Wednesday, May 18, 2011
Drinking Daiquiris If You’re Allergic To Rum
Anyone who regularly reads this blog (hi Mum) will know I’ve got a bit of a thing about smoothies. I go through stages, but out here in Saigon I’ve been having a smoothie for breakfast most afternoons.
Vitamin C is vitally important in the tropics. I was told that by an American I met in a bar who claims to have been a Navy Seal during the Vietnam War. He’s been living in SE Asia for the past 40 years, and helps run a charity clearing land mines now. Anyway, as we drank a few beers he kept devouring lime quarters, and was horrified when I told him I hardly ate fruit.
“You gotta eat fruit buddy. You ain’t got a rat’s chance out here without the fucking fruit, man” he said. “It’s the vitamin C - you’re body can’t store it. You need to keep stocking the shit up.”
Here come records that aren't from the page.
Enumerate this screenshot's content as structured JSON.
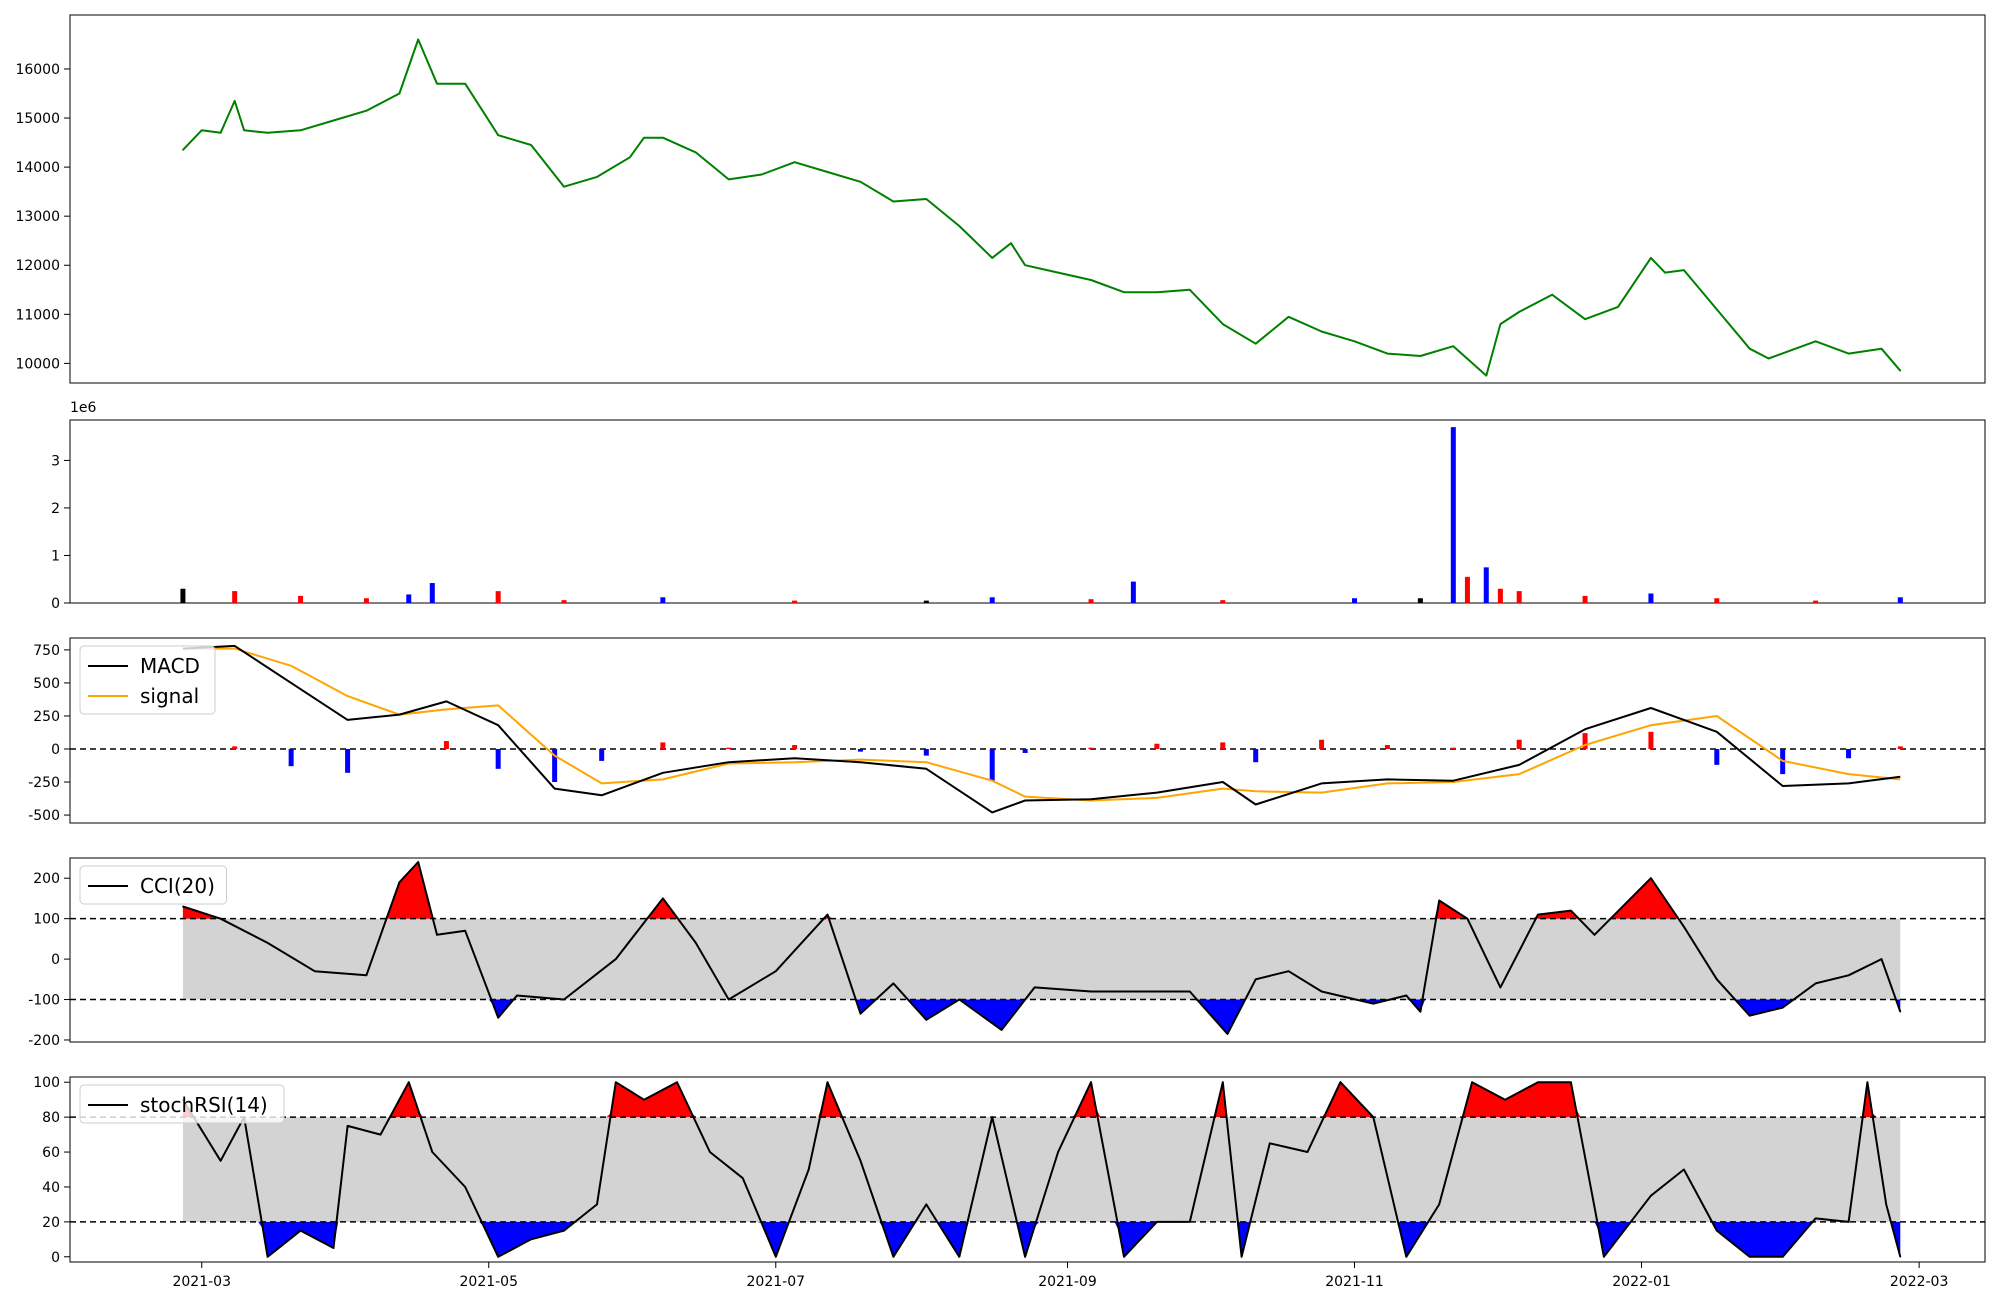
{
  "chart_data": [
    {
      "type": "line",
      "panel": "price",
      "yticks": [
        10000,
        11000,
        12000,
        13000,
        14000,
        15000,
        16000
      ],
      "ylim": [
        9600,
        17100
      ],
      "colors": {
        "line": "#008000"
      },
      "series": [
        {
          "x": [
            "2021-02-25",
            "2021-03-01",
            "2021-03-05",
            "2021-03-08",
            "2021-03-10",
            "2021-03-15",
            "2021-03-22",
            "2021-03-29",
            "2021-04-05",
            "2021-04-12",
            "2021-04-16",
            "2021-04-20",
            "2021-04-26",
            "2021-05-03",
            "2021-05-10",
            "2021-05-17",
            "2021-05-24",
            "2021-05-31",
            "2021-06-03",
            "2021-06-07",
            "2021-06-14",
            "2021-06-21",
            "2021-06-28",
            "2021-07-05",
            "2021-07-12",
            "2021-07-19",
            "2021-07-26",
            "2021-08-02",
            "2021-08-09",
            "2021-08-16",
            "2021-08-20",
            "2021-08-23",
            "2021-08-30",
            "2021-09-06",
            "2021-09-13",
            "2021-09-20",
            "2021-09-27",
            "2021-10-04",
            "2021-10-11",
            "2021-10-18",
            "2021-10-25",
            "2021-11-01",
            "2021-11-08",
            "2021-11-15",
            "2021-11-22",
            "2021-11-29",
            "2021-12-02",
            "2021-12-06",
            "2021-12-13",
            "2021-12-20",
            "2021-12-27",
            "2022-01-03",
            "2022-01-06",
            "2022-01-10",
            "2022-01-17",
            "2022-01-24",
            "2022-01-28",
            "2022-02-07",
            "2022-02-14",
            "2022-02-21",
            "2022-02-25"
          ],
          "values": [
            14350,
            14750,
            14700,
            15350,
            14750,
            14700,
            14750,
            14950,
            15150,
            15500,
            16600,
            15700,
            15700,
            14650,
            14450,
            13600,
            13800,
            14200,
            14600,
            14600,
            14300,
            13750,
            13850,
            14100,
            13900,
            13700,
            13300,
            13350,
            12800,
            12150,
            12450,
            12000,
            11850,
            11700,
            11450,
            11450,
            11500,
            10800,
            10400,
            10950,
            10650,
            10450,
            10200,
            10150,
            10350,
            9750,
            10800,
            11050,
            11400,
            10900,
            11150,
            12150,
            11850,
            11900,
            11100,
            10300,
            10100,
            10450,
            10200,
            10300,
            9850
          ]
        }
      ]
    },
    {
      "type": "bar",
      "panel": "volume",
      "yticks": [
        0,
        1,
        2,
        3
      ],
      "ylim": [
        0,
        3.85
      ],
      "scale_label": "1e6",
      "colors": {
        "up": "#ff0000",
        "down": "#0000ff",
        "flat": "#000000"
      },
      "series": [
        {
          "x": [
            "2021-02-25",
            "2021-03-08",
            "2021-03-22",
            "2021-04-05",
            "2021-04-14",
            "2021-04-19",
            "2021-05-03",
            "2021-05-17",
            "2021-06-07",
            "2021-07-05",
            "2021-08-02",
            "2021-08-16",
            "2021-09-06",
            "2021-09-15",
            "2021-10-04",
            "2021-11-01",
            "2021-11-15",
            "2021-11-22",
            "2021-11-25",
            "2021-11-29",
            "2021-12-02",
            "2021-12-06",
            "2021-12-20",
            "2022-01-03",
            "2022-01-17",
            "2022-02-07",
            "2022-02-25"
          ],
          "values": [
            0.3,
            0.25,
            0.15,
            0.1,
            0.18,
            0.42,
            0.25,
            0.06,
            0.12,
            0.05,
            0.05,
            0.12,
            0.08,
            0.45,
            0.06,
            0.1,
            0.1,
            3.7,
            0.55,
            0.75,
            0.3,
            0.25,
            0.15,
            0.2,
            0.1,
            0.05,
            0.12
          ]
        }
      ]
    },
    {
      "type": "line",
      "panel": "macd",
      "yticks": [
        -500,
        -250,
        0,
        250,
        500,
        750
      ],
      "ylim": [
        -560,
        840
      ],
      "legend": [
        "MACD",
        "signal"
      ],
      "legend_position": "upper-left",
      "colors": {
        "macd": "#000000",
        "signal": "#ffa500",
        "hist_pos": "#ff0000",
        "hist_neg": "#0000ff"
      },
      "series": [
        {
          "name": "MACD",
          "x": [
            "2021-02-25",
            "2021-03-08",
            "2021-03-20",
            "2021-04-01",
            "2021-04-12",
            "2021-04-22",
            "2021-05-03",
            "2021-05-15",
            "2021-05-25",
            "2021-06-07",
            "2021-06-21",
            "2021-07-05",
            "2021-07-19",
            "2021-08-02",
            "2021-08-16",
            "2021-08-23",
            "2021-09-06",
            "2021-09-20",
            "2021-10-04",
            "2021-10-11",
            "2021-10-25",
            "2021-11-08",
            "2021-11-22",
            "2021-12-06",
            "2021-12-20",
            "2022-01-03",
            "2022-01-17",
            "2022-01-31",
            "2022-02-14",
            "2022-02-25"
          ],
          "values": [
            760,
            780,
            500,
            220,
            260,
            360,
            180,
            -300,
            -350,
            -180,
            -100,
            -70,
            -100,
            -150,
            -480,
            -390,
            -380,
            -330,
            -250,
            -420,
            -260,
            -230,
            -240,
            -120,
            150,
            310,
            130,
            -280,
            -260,
            -210
          ]
        },
        {
          "name": "signal",
          "x": [
            "2021-02-25",
            "2021-03-08",
            "2021-03-20",
            "2021-04-01",
            "2021-04-12",
            "2021-04-22",
            "2021-05-03",
            "2021-05-15",
            "2021-05-25",
            "2021-06-07",
            "2021-06-21",
            "2021-07-05",
            "2021-07-19",
            "2021-08-02",
            "2021-08-16",
            "2021-08-23",
            "2021-09-06",
            "2021-09-20",
            "2021-10-04",
            "2021-10-11",
            "2021-10-25",
            "2021-11-08",
            "2021-11-22",
            "2021-12-06",
            "2021-12-20",
            "2022-01-03",
            "2022-01-17",
            "2022-01-31",
            "2022-02-14",
            "2022-02-25"
          ],
          "values": [
            760,
            760,
            630,
            400,
            260,
            300,
            330,
            -50,
            -260,
            -230,
            -110,
            -100,
            -80,
            -100,
            -240,
            -360,
            -390,
            -370,
            -300,
            -320,
            -330,
            -260,
            -250,
            -190,
            30,
            180,
            250,
            -90,
            -190,
            -230
          ]
        }
      ]
    },
    {
      "type": "line",
      "panel": "cci",
      "yticks": [
        -200,
        -100,
        0,
        100,
        200
      ],
      "ylim": [
        -205,
        250
      ],
      "thresholds": [
        100,
        -100
      ],
      "legend": [
        "CCI(20)"
      ],
      "legend_position": "upper-left",
      "colors": {
        "line": "#000000",
        "band": "#d3d3d3",
        "over": "#ff0000",
        "under": "#0000ff"
      },
      "series": [
        {
          "name": "CCI(20)",
          "x": [
            "2021-02-25",
            "2021-03-05",
            "2021-03-15",
            "2021-03-25",
            "2021-04-05",
            "2021-04-12",
            "2021-04-16",
            "2021-04-20",
            "2021-04-26",
            "2021-05-03",
            "2021-05-07",
            "2021-05-17",
            "2021-05-28",
            "2021-06-07",
            "2021-06-14",
            "2021-06-21",
            "2021-07-01",
            "2021-07-12",
            "2021-07-19",
            "2021-07-26",
            "2021-08-02",
            "2021-08-09",
            "2021-08-18",
            "2021-08-25",
            "2021-09-06",
            "2021-09-16",
            "2021-09-27",
            "2021-10-05",
            "2021-10-11",
            "2021-10-18",
            "2021-10-25",
            "2021-11-05",
            "2021-11-12",
            "2021-11-15",
            "2021-11-19",
            "2021-11-25",
            "2021-12-02",
            "2021-12-10",
            "2021-12-17",
            "2021-12-22",
            "2022-01-03",
            "2022-01-10",
            "2022-01-17",
            "2022-01-24",
            "2022-01-31",
            "2022-02-07",
            "2022-02-14",
            "2022-02-21",
            "2022-02-25"
          ],
          "values": [
            130,
            100,
            40,
            -30,
            -40,
            190,
            240,
            60,
            70,
            -145,
            -90,
            -100,
            0,
            150,
            40,
            -100,
            -30,
            110,
            -135,
            -60,
            -150,
            -100,
            -175,
            -70,
            -80,
            -80,
            -80,
            -185,
            -50,
            -30,
            -80,
            -110,
            -90,
            -130,
            145,
            100,
            -70,
            110,
            120,
            60,
            200,
            80,
            -50,
            -140,
            -120,
            -60,
            -40,
            0,
            -130
          ]
        }
      ]
    },
    {
      "type": "line",
      "panel": "stochrsi",
      "yticks": [
        0,
        20,
        40,
        60,
        80,
        100
      ],
      "ylim": [
        -3,
        103
      ],
      "thresholds": [
        80,
        20
      ],
      "legend": [
        "stochRSI(14)"
      ],
      "legend_position": "upper-left",
      "colors": {
        "line": "#000000",
        "band": "#d3d3d3",
        "over": "#ff0000",
        "under": "#0000ff"
      },
      "xticks": [
        "2021-03",
        "2021-05",
        "2021-07",
        "2021-09",
        "2021-11",
        "2022-01",
        "2022-03"
      ],
      "series": [
        {
          "name": "stochRSI(14)",
          "x": [
            "2021-02-25",
            "2021-03-05",
            "2021-03-10",
            "2021-03-15",
            "2021-03-22",
            "2021-03-29",
            "2021-04-01",
            "2021-04-08",
            "2021-04-14",
            "2021-04-19",
            "2021-04-26",
            "2021-05-03",
            "2021-05-10",
            "2021-05-17",
            "2021-05-24",
            "2021-05-28",
            "2021-06-03",
            "2021-06-10",
            "2021-06-17",
            "2021-06-24",
            "2021-07-01",
            "2021-07-08",
            "2021-07-12",
            "2021-07-19",
            "2021-07-26",
            "2021-08-02",
            "2021-08-09",
            "2021-08-16",
            "2021-08-23",
            "2021-08-30",
            "2021-09-06",
            "2021-09-13",
            "2021-09-20",
            "2021-09-27",
            "2021-10-04",
            "2021-10-08",
            "2021-10-14",
            "2021-10-22",
            "2021-10-29",
            "2021-11-05",
            "2021-11-12",
            "2021-11-19",
            "2021-11-26",
            "2021-12-03",
            "2021-12-10",
            "2021-12-17",
            "2021-12-24",
            "2022-01-03",
            "2022-01-10",
            "2022-01-17",
            "2022-01-24",
            "2022-01-31",
            "2022-02-07",
            "2022-02-14",
            "2022-02-18",
            "2022-02-22",
            "2022-02-25"
          ],
          "values": [
            90,
            55,
            80,
            0,
            15,
            5,
            75,
            70,
            100,
            60,
            40,
            0,
            10,
            15,
            30,
            100,
            90,
            100,
            60,
            45,
            0,
            50,
            100,
            55,
            0,
            30,
            0,
            80,
            0,
            60,
            100,
            0,
            20,
            20,
            100,
            0,
            65,
            60,
            100,
            80,
            0,
            30,
            100,
            90,
            100,
            100,
            0,
            35,
            50,
            15,
            0,
            0,
            22,
            20,
            100,
            30,
            0
          ]
        }
      ]
    }
  ]
}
He was an ex-forces agent who wades through jungle swamps with king cobra serum in a holster on one leg, and viper serum on the other, and has “fired every Goddamn weapon on this earth”, so I wasn’t going to argue with his knowledge of vitamins, or anything else for that matter. He told me fruit was the only way to prevent getting serious stomach problems and other infections in Asia, and that lime juice and fresh coconut juice were the best.
His basis for the healing powers of the latter seemed to be based on the fact he can’t drink rum without it. He said he’d always been badly allergic to rum, but a Thai business client persuaded him to drink it with fresh coconut milk one hot afternoon, and he was able to down six daiquiris.
Ever since that conversation, I’ve been squeezing lime juice into my beer, and eating those bitter little oranges, and starting the day with what I am now convinced is the best smoothie in the world – mango and passion fruit. I was put on to it by a woman who runs a fruit stall (video above) at the end of the narrow alley that leads into the muggy catacomb where my hotel is regularly hidden.
There’s something nice about sitting on a plastic chair in the gutter, watching the world go by as you wait for your smoothie to be made. It brought back memories of Cartagena in Colombia. There are dozens of jugo sellers near the harbour, and it’s quite an event to sit at a bar and pick your fruit from big glass jars and see them whizzed into delicious shakes.
My favourite was always banana con leche, and it was so thick I didn’t need much else to eat for the rest of the day. There was always an old ship hand, dressed in rags, hanging round the stands, hustling tourists. “Banana, or...marijuana?” he’d whisper.
They make them the same way in Vietnam – blitzing fruit with ice, sugar and condensed or evaporated milk (just substitute strong coffee for fruit to make Vietnam’s famous iced coffee drink, ca phe da). But if you’re going for the passion fruit and mango you don’t need the milk and sugar – they’re creamy and sweet enough already.
To make it, peel a sweet mango by shaving the skin off away from you with a sharp knife. Then sit the fruit, so the widest part is in your palm, and make cuts downwards, then run the blade tight against the stone to remove the flesh. Cut two passion fruit in half, and using a spoon, scrape out the pips and juice. Put the fruit in the blender with crushed ice, and blitz for at least one minute to make sure it is properly smooth, then wander round hot, steamy streets and drink it through a straw. It’s the best thirst-quencher in the world after green Saigon poured over lumps of ice.